May cherry picks disagreements or criticisms by Trump with respect to certain military or other personages. Disagreement, criticism or even disrespect of those individuals does not constitute disrespect of the entire military.

For example, Democrat President Truman said about General Douglas MacArthur: “I fired MacArthur because he wouldn’t respect the authority of the president. I didn’t fire him because he was a dumb son of a b*tch, although he was.”

Thank God that Democrat President Kennedy disagreed with the military officials who wanted him to bomb Cuba.

May falsely states that there was an order by President Trump "to keep naval warship U. S. McCain out of Trump's view." President Trump denied making any request to shield the USS John McCain (or at least the name of the ship) from his view. It appears that some official at the White House made this ridiculous request and the Navy complied.

When it comes to disrespect for the military, Mr. May should have mentioned that, in 2009, Democrat President Obama attempted to require our wounded warriors to use their own private health insurance to pay for the treatment of their wounds. The plan was only stopped after a public outcry.

He also disregards Democrat Hillary Clinton's suggestion that Congresswoman Tulsi Gabbard, who is still a member of our military, is a Russian asset.

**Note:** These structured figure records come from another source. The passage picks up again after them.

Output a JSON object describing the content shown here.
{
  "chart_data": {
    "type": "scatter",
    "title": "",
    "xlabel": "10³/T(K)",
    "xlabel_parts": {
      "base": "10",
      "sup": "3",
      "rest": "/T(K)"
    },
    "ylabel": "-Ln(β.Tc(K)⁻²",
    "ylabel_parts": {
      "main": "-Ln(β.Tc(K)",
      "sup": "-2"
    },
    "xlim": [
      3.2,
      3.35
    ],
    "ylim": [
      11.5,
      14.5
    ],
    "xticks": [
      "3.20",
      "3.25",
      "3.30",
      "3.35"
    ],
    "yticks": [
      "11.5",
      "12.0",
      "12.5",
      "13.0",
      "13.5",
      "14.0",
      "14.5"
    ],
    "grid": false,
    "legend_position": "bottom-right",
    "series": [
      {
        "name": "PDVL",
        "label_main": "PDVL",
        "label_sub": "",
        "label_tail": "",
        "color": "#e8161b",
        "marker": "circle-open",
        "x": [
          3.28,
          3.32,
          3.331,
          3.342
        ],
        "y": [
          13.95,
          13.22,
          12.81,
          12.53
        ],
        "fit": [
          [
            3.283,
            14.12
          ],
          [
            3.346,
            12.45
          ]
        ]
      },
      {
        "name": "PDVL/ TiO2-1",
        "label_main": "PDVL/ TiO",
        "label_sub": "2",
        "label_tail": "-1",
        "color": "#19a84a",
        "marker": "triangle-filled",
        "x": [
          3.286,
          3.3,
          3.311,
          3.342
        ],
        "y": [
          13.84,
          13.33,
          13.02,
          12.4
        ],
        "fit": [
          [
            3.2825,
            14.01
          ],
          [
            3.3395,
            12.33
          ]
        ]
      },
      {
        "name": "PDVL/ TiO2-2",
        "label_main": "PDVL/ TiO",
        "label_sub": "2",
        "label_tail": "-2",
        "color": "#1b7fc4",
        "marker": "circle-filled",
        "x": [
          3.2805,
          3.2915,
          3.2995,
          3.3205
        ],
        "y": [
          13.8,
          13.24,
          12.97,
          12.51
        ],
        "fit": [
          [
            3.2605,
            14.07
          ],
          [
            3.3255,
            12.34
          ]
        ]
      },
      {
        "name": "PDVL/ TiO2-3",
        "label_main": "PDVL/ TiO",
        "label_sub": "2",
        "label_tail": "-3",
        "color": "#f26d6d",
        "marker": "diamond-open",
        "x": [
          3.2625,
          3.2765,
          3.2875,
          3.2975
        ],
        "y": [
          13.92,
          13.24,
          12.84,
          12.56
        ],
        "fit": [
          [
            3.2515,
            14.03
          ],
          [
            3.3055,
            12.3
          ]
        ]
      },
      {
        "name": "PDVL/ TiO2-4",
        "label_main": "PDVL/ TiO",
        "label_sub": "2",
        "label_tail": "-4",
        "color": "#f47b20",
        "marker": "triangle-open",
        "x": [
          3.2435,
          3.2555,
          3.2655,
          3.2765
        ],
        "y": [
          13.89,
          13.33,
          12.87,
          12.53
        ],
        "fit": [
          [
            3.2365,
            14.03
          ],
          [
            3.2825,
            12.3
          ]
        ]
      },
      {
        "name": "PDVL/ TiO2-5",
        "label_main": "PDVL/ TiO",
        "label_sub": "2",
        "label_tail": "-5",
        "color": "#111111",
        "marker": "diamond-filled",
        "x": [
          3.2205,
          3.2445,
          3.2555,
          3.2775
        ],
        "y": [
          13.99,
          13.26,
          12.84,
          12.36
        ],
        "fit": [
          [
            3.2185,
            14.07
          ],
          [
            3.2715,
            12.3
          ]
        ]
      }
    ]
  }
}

Without evidence, it is suggested that President Trump and Rush Limbaugh were "draft dodgers" Perhaps Mr. May forgets that draft dodgers were praised by the Democratic Party during the Vietnam War. Democratic President Jimmy Carter pardoned all those who failed to register for the draft or fled the country to avoid it. So, it appears that draft dodging was A-OK for Democrats when there was actually a draft to dodge, but is very, very bad 50 years later.

Based on his illogic and selected "facts", Mr. May suggests that the Republican Party is not a principled party. Well, the Republican Party supports the following principles, among others:

1. Freedom of speech, of the press, and of religion as guaranteed by the First Amendment.

2. The protection of innocent human life from conception until natural death.

3. The individual right to keep and bear arms as guaranteed by the Second Amendment.

4. Support of all of the protections provided by the Bill of Rights.

Steve Rose

Mike, well said. You may have foud one of the few statement by Rush Limbaugh with whih we both agree.